The Language of Interoception: Examining Embodiment and Emotion Through a Corpus of Body Part Mentions
This work addresses how body-related language reflects emotional and health states, offering insights for NLP, affective sciences, and wellbeing research, though it is incremental in applying existing methods to new data.
This paper investigated the connection between emotion, embodiment, and everyday language by analyzing body part mentions in online English text, finding that such mentions are common (5-10% of posts), emotionally charged, and correlated with poorer health outcomes.
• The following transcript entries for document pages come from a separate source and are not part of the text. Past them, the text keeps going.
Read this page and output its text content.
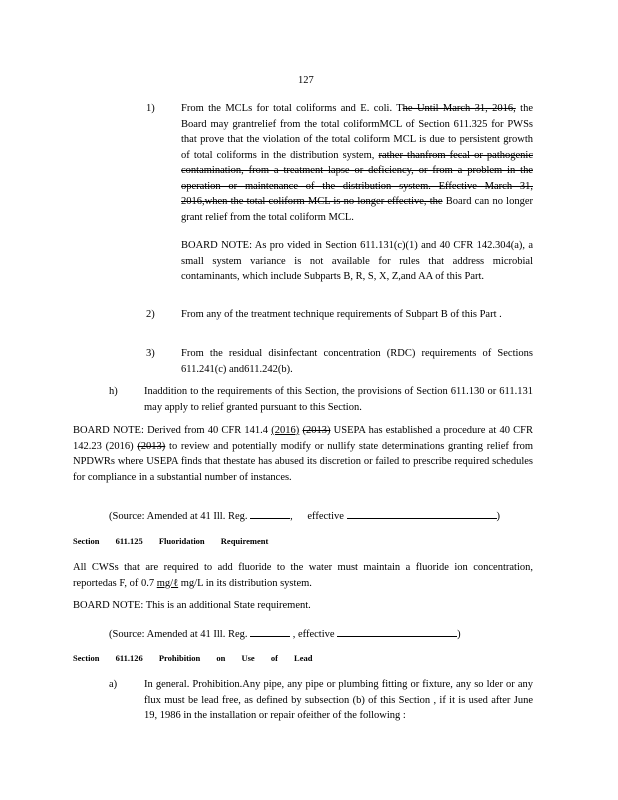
127
1)	From the MCLs for total coliforms and E. coli. The Until March 31, 2016, the Board may grantrelief from the total coliformMCL of Section 611.325 for PWSs that prove that the violation of the total coliform MCL is due to persistent growth of total coliforms in the distribution system, rather thanfrom fecal or pathogenic contamination, from a treatment lapse or deficiency, or from a problem in the operation or maintenance of the distribution system. Effective March 31, 2016,when the total coliform MCL is no longer effective, the Board can no longer grant relief from the total coliform MCL.
BOARD NOTE: As pro vided in Section 611.131(c)(1) and 40 CFR 142.304(a), a small system variance is not available for rules that address microbial contaminants, which include Subparts B, R, S, X, Z,and AA of this Part.
2)	From any of the treatment technique requirements of Subpart B of this Part .
3)	From the residual disinfectant concentration (RDC) requirements of Sections 611.241(c) and611.242(b).
h)	Inaddition to the requirements of this Section, the provisions of Section 611.130 or 611.131 may apply to relief granted pursuant to this Section.
BOARD NOTE: Derived from 40 CFR 141.4 (2016) (2013) USEPA has established a procedure at 40 CFR 142.23 (2016) (2013) to review and potentially modify or nullify state determinations granting relief from NPDWRs where USEPA finds that thestate has abused its discretion or failed to prescribe required schedules for compliance in a substantial number of instances.
(Source: Amended at 41 Ill. Reg.	, effective	)
Section 611.125 Fluoridation Requirement
All CWSs that are required to add fluoride to the water must maintain a fluoride ion concentration, reportedas F, of 0.7 mg/ℓ mg/L in its distribution system.
BOARD NOTE: This is an additional State requirement.
(Source: Amended at 41 Ill. Reg.	, effective	)
Section 611.126 Prohibition on Use of Lead
a)	In general. Prohibition.Any pipe, any pipe or plumbing fitting or fixture, any so lder or any flux must be lead free, as defined by subsection (b) of this Section , if it is used after June 19, 1986 in the installation or repair ofeither of the following :
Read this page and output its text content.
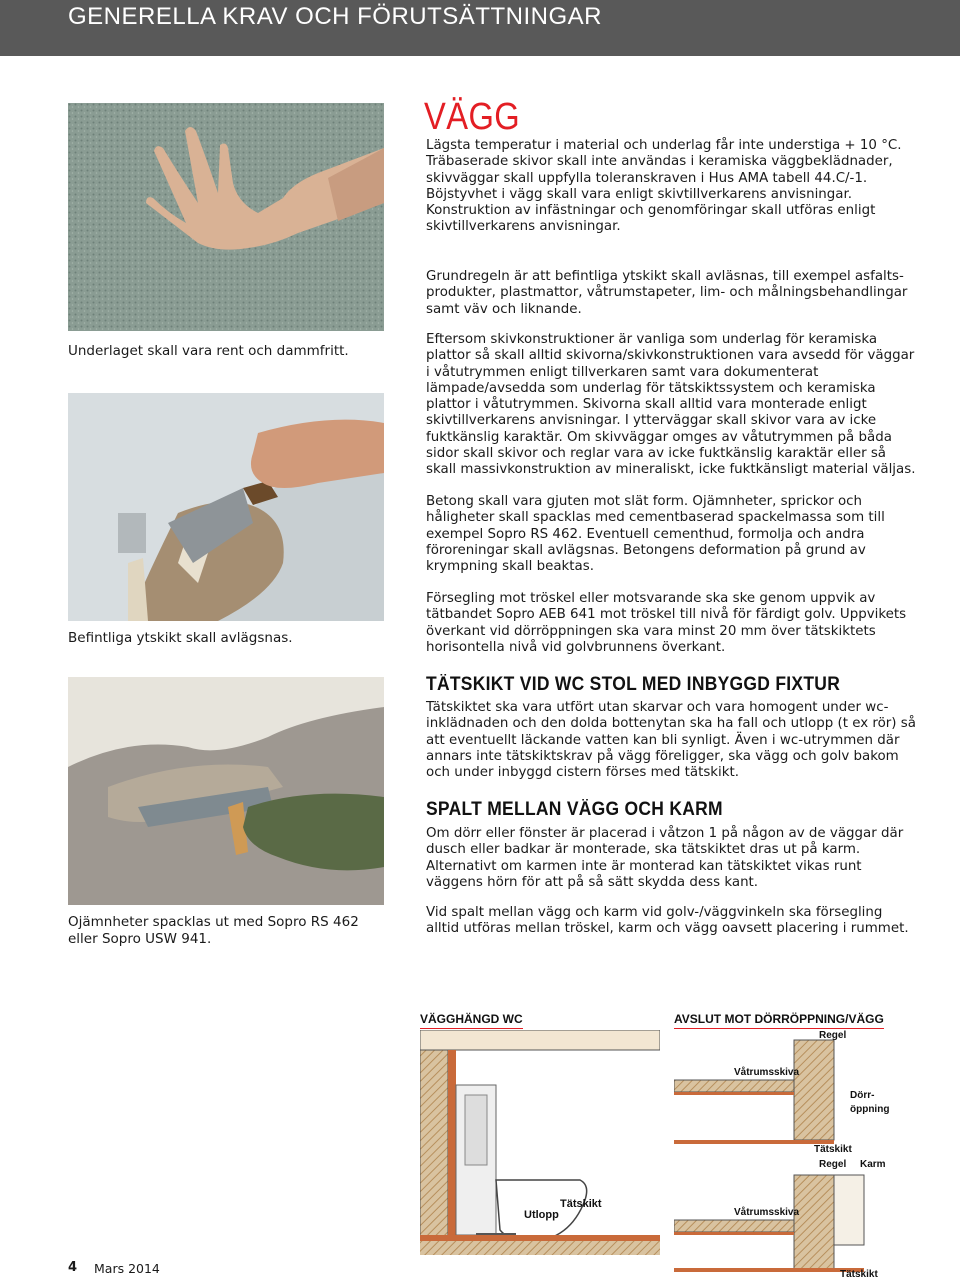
GENERELLA KRAV OCH FÖRUTSÄTTNINGAR
Underlaget skall vara rent och dammfritt.
Befintliga ytskikt skall avlägsnas.
Ojämnheter spacklas ut med Sopro RS 462 eller Sopro USW 941.
VÄGG
Lägsta temperatur i material och underlag får inte understiga + 10 °C. Träbaserade skivor skall inte användas i keramiska väggbeklädnader, skivväggar skall uppfylla toleranskraven i Hus AMA tabell 44.C/-1. Böjstyvhet i vägg skall vara enligt skivtillverkarens anvisningar. Konstruktion av infästningar och genomföringar skall utföras enligt skivtillverkarens anvisningar.
Grundregeln är att befintliga ytskikt skall avläsnas, till exempel asfalts-produkter, plastmattor, våtrumstapeter, lim- och målningsbehandlingar samt väv och liknande.
Eftersom skivkonstruktioner är vanliga som underlag för keramiska plattor så skall alltid skivorna/skivkonstruktionen vara avsedd för väggar i våtutrymmen enligt tillverkaren samt vara dokumenterat lämpade/avsedda som underlag för tätskiktssystem och keramiska plattor i våtutrymmen. Skivorna skall alltid vara monterade enligt skivtillverkarens anvisningar. I ytterväggar skall skivor vara av icke fuktkänslig karaktär. Om skivväggar omges av våtutrymmen på båda sidor skall skivor och reglar vara av icke fuktkänslig karaktär eller så skall massivkonstruktion av mineraliskt, icke fuktkänsligt material väljas.
Betong skall vara gjuten mot slät form. Ojämnheter, sprickor och håligheter skall spacklas med cementbaserad spackelmassa som till exempel Sopro RS 462. Eventuell cementhud, formolja och andra föroreningar skall avlägsnas. Betongens deformation på grund av krympning skall beaktas.
Försegling mot tröskel eller motsvarande ska ske genom uppvik av tätbandet Sopro AEB 641 mot tröskel till nivå för färdigt golv. Uppvikets överkant vid dörröppningen ska vara minst 20 mm över tätskiktets horisontella nivå vid golvbrunnens överkant.
TÄTSKIKT VID WC STOL MED INBYGGD FIXTUR
Tätskiktet ska vara utfört utan skarvar och vara homogent under wc-inklädnaden och den dolda bottenytan ska ha fall och utlopp (t ex rör) så att eventuellt läckande vatten kan bli synligt. Även i wc-utrymmen där annars inte tätskiktskrav på vägg föreligger, ska vägg och golv bakom och under inbyggd cistern förses med tätskikt.
SPALT MELLAN VÄGG OCH KARM
Om dörr eller fönster är placerad i våtzon 1 på någon av de väggar där dusch eller badkar är monterade, ska tätskiktet dras ut på karm. Alternativt om karmen inte är monterad kan tätskiktet vikas runt väggens hörn för att på så sätt skydda dess kant.
Vid spalt mellan vägg och karm vid golv-/väggvinkeln ska försegling alltid utföras mellan tröskel, karm och vägg oavsett placering i rummet.
VÄGGHÄNGD WC
Tätskikt
Utlopp
AVSLUT MOT DÖRRÖPPNING/VÄGG
Regel
Våtrumsskiva
Dörr-
öppning
Tätskikt
Regel Karm
Våtrumsskiva
Tätskikt
4 Mars 2014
This paper is the first investigation of the connection between emotion, embodiment, and everyday language in a large sample of natural language data. We created corpora of body part mentions (BPMs) in online English text (blog posts and tweets). This includes a subset featuring human annotations for the emotions of the person whose body part is mentioned in the text. We show that BPMs are common in personal narratives and tweets (~5% to 10% of posts include BPMs) and that their usage patterns vary markedly by time and %geographic location. Using word-emotion association lexicons and our annotated data, we show that text containing BPMs tends to be more emotionally charged, even when the BPM is not explicitly used to describe a physical reaction to the emotion in the text. Finally, we discover a strong and statistically significant correlation between body-related language and a variety of poorer health outcomes. In sum, we argue that investigating the role of body-part related words in language can open up valuable avenues of future research at the intersection of NLP, the affective sciences, and the study of human wellbeing.